Administer 100% O₂ (High-flow — saturations irrelevant).
What is the oxygen dosage for COPD, paraquat, bleomycin, obesity, neuromuscular disease, cystic fibrosis?
Titrate O₂ to SpO₂ 88-92%.
What is the oxygen dosage for all other presentations?
Titrate O₂ to SpO₂ 92-96%.
Why must CO poisoning get maximum O₂ even if SpO₂ is normal?

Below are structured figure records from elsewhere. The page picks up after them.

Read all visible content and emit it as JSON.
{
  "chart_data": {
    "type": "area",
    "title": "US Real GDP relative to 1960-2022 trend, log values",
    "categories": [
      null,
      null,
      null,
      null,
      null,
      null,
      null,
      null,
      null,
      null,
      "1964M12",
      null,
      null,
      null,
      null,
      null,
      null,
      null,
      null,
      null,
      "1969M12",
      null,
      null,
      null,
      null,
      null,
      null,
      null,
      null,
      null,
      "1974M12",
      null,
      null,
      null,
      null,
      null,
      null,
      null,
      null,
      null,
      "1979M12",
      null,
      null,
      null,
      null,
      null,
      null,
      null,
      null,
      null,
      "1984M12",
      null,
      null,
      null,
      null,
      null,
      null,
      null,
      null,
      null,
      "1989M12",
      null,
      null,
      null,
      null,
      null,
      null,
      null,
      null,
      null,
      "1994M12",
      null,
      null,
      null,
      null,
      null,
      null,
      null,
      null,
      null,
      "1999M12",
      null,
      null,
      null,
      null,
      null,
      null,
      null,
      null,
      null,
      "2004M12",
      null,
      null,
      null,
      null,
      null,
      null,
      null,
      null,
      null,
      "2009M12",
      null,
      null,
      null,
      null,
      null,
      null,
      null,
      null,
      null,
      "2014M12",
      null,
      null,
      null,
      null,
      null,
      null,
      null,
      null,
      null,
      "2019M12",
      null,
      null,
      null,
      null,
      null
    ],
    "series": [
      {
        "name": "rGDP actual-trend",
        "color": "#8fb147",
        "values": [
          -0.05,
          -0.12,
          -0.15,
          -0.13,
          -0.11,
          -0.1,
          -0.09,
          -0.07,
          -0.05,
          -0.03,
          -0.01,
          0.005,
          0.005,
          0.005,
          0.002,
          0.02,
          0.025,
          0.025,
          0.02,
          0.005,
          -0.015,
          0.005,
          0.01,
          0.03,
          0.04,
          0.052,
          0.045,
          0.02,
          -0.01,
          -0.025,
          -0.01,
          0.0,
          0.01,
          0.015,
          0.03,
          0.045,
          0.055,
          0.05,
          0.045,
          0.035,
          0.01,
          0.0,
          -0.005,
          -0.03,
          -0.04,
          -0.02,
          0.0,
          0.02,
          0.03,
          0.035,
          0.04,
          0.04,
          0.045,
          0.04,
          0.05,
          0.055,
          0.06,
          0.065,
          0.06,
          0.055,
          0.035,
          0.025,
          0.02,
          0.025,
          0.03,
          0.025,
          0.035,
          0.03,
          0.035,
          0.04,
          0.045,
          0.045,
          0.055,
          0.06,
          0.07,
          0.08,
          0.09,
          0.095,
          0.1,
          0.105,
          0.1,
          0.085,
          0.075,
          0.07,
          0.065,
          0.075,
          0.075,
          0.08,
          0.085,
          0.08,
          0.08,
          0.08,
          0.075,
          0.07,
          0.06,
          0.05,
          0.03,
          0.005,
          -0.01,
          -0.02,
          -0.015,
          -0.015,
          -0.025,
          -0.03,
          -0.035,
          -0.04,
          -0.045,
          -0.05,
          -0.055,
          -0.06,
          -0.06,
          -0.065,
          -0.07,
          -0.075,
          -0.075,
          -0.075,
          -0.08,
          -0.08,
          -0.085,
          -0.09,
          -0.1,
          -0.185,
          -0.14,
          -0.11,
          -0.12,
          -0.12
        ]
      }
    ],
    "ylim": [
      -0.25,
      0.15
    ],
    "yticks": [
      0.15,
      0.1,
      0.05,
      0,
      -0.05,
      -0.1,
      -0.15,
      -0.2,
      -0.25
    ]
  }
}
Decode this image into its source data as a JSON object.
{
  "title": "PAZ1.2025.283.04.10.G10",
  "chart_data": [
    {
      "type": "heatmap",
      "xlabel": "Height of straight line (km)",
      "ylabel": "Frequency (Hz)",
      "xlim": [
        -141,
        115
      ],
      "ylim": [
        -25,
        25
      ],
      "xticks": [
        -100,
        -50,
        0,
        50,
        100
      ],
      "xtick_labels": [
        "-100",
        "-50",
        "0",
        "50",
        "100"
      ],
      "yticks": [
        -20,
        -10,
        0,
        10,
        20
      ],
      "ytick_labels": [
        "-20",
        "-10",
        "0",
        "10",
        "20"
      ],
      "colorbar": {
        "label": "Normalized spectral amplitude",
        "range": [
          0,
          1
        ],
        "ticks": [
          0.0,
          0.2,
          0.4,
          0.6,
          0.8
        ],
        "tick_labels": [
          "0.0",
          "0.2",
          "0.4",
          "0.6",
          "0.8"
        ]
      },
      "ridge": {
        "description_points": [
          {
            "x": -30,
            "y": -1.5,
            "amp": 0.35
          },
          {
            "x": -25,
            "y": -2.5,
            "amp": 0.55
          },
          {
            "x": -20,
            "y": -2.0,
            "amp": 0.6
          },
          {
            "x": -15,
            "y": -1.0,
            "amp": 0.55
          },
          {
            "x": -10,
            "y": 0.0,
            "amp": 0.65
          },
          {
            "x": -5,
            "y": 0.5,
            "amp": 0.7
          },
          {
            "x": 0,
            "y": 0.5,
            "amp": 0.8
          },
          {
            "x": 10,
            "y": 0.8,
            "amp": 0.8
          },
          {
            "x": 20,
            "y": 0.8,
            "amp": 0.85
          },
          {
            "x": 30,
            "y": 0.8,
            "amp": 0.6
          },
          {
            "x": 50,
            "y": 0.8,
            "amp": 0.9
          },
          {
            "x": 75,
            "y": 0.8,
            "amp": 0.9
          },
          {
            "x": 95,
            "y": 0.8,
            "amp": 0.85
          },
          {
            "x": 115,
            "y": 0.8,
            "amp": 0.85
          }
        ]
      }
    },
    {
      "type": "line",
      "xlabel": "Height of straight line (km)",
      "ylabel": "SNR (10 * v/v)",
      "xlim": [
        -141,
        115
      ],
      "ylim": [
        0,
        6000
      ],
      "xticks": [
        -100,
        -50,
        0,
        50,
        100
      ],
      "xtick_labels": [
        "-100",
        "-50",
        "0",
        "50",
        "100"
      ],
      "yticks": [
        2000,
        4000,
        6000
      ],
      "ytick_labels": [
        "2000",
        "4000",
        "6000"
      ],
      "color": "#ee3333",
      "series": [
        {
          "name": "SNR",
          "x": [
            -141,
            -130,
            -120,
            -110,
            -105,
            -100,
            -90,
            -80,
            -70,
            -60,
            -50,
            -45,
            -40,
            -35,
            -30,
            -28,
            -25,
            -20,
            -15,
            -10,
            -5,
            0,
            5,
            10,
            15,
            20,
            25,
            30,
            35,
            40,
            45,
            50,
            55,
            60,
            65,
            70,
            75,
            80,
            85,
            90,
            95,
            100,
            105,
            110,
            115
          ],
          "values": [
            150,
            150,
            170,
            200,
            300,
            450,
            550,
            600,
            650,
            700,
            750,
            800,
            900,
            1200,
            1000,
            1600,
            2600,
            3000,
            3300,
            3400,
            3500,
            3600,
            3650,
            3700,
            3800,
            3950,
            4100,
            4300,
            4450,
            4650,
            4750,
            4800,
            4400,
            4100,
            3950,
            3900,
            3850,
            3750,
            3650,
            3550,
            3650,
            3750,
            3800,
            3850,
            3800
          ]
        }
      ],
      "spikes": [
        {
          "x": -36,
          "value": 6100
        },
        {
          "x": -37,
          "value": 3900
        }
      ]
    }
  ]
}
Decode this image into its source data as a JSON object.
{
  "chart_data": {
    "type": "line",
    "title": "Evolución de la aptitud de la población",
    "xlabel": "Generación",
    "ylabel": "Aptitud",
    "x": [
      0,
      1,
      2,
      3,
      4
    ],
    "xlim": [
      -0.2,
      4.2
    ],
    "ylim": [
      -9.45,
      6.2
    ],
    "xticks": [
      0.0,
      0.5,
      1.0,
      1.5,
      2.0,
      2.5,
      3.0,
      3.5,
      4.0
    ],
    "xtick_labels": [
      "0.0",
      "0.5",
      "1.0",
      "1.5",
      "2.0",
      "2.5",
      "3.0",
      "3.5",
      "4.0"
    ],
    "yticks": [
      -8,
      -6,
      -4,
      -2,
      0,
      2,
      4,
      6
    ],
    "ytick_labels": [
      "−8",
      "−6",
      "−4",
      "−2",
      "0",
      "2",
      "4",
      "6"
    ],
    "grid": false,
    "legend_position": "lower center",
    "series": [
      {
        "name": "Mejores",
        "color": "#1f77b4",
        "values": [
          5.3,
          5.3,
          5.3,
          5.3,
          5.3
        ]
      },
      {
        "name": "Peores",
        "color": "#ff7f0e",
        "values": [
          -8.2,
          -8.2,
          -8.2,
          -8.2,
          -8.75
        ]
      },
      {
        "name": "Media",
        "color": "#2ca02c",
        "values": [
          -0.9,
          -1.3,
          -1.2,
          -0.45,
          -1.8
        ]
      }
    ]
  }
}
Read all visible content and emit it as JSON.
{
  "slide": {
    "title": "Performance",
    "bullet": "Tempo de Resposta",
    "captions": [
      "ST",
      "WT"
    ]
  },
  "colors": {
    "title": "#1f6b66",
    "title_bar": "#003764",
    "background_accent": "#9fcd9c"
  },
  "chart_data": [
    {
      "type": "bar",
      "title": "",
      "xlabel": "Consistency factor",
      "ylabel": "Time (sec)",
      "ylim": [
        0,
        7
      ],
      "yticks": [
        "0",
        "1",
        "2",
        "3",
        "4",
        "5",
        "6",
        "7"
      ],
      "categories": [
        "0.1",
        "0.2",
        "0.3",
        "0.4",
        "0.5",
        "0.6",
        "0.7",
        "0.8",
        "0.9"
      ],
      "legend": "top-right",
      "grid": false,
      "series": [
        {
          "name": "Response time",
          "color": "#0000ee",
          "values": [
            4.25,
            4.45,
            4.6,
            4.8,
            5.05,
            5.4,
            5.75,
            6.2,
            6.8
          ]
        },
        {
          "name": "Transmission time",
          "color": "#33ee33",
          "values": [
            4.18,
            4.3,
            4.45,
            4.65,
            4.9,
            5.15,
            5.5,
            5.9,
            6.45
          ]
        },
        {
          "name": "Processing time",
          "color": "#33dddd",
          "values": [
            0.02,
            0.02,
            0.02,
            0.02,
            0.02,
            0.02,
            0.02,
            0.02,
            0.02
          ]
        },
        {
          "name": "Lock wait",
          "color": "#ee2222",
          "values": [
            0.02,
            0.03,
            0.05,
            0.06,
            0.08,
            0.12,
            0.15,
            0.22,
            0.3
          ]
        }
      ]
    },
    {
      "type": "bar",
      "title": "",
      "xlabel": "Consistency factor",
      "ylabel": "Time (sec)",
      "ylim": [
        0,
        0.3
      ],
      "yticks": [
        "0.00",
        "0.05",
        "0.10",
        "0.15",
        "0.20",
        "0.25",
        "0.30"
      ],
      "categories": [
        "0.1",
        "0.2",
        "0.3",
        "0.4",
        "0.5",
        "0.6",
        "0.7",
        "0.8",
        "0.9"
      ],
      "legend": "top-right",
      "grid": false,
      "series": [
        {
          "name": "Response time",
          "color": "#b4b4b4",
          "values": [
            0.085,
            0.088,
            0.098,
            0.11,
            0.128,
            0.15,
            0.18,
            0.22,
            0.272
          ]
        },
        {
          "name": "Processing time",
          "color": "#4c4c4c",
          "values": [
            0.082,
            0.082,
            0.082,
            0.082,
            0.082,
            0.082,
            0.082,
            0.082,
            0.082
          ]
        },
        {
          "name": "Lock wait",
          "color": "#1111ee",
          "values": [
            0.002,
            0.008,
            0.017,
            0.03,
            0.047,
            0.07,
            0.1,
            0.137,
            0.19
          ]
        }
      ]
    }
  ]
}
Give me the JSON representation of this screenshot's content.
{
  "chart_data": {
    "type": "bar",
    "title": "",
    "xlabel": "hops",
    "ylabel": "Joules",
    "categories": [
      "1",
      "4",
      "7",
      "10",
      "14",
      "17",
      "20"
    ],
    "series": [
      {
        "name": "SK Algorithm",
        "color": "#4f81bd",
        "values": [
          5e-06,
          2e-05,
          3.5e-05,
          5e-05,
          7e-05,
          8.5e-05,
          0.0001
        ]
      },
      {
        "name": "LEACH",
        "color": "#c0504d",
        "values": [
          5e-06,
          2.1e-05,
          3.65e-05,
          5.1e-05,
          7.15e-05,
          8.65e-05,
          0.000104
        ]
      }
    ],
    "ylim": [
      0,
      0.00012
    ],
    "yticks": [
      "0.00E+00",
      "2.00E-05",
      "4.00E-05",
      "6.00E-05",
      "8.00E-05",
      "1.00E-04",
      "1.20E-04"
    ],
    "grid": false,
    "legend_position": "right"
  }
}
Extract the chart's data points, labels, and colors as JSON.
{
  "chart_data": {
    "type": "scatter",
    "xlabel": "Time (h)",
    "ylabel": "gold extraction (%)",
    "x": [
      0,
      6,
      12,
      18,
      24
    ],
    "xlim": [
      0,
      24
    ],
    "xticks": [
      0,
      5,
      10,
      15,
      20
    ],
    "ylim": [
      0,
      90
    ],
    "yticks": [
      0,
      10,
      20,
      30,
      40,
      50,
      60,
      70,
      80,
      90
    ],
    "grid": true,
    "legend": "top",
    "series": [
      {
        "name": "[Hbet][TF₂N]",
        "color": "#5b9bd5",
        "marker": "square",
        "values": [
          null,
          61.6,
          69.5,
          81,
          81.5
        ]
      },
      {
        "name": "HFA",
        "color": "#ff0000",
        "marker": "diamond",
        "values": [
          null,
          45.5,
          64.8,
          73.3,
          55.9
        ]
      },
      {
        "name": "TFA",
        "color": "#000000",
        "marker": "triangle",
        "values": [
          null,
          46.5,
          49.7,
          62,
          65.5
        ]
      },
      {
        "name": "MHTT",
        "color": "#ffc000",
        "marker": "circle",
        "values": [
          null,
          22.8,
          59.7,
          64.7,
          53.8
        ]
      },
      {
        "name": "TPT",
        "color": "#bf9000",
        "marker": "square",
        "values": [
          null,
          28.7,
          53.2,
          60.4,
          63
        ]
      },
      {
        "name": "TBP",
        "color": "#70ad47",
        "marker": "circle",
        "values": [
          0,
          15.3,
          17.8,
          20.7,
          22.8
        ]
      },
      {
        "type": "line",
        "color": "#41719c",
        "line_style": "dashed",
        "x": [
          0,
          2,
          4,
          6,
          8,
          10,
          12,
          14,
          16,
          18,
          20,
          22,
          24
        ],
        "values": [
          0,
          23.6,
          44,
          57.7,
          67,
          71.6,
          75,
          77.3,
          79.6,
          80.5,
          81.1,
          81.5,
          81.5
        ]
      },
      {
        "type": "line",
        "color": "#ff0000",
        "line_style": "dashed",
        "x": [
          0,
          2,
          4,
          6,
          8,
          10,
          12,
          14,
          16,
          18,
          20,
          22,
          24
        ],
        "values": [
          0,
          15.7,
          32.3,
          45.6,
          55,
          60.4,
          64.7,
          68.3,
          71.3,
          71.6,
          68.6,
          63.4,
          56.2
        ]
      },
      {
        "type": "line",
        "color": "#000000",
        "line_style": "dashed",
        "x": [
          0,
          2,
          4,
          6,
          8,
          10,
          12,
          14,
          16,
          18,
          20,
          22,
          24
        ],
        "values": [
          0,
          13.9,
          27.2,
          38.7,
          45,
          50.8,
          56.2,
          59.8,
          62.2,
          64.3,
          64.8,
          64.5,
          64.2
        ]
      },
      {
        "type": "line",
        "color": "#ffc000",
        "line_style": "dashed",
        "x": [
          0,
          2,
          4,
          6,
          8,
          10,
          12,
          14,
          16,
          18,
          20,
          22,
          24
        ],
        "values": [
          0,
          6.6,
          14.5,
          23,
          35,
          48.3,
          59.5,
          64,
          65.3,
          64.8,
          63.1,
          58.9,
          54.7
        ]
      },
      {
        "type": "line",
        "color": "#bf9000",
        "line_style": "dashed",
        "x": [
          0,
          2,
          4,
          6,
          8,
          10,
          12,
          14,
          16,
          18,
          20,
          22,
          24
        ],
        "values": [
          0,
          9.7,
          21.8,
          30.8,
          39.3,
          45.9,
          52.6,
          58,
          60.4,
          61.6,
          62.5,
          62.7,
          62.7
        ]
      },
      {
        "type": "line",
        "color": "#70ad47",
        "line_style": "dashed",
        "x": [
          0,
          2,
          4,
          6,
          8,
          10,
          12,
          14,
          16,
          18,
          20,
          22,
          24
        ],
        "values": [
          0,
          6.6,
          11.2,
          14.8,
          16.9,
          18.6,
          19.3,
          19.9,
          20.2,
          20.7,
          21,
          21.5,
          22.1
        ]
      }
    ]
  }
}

Because pulse oximetry cannot distinguish oxyhaemoglobin from carboxyhaemoglobin.
What is the nebuliser flow rate for COPD vs non-COPD?
COPD: 6 L/min, Non-COPD: 8 L/min.
When is high-flow O₂ not appropriate?
When patient is NOT hypoxic — excess oxygen can worsen outcomes, including myocardial ischaemia.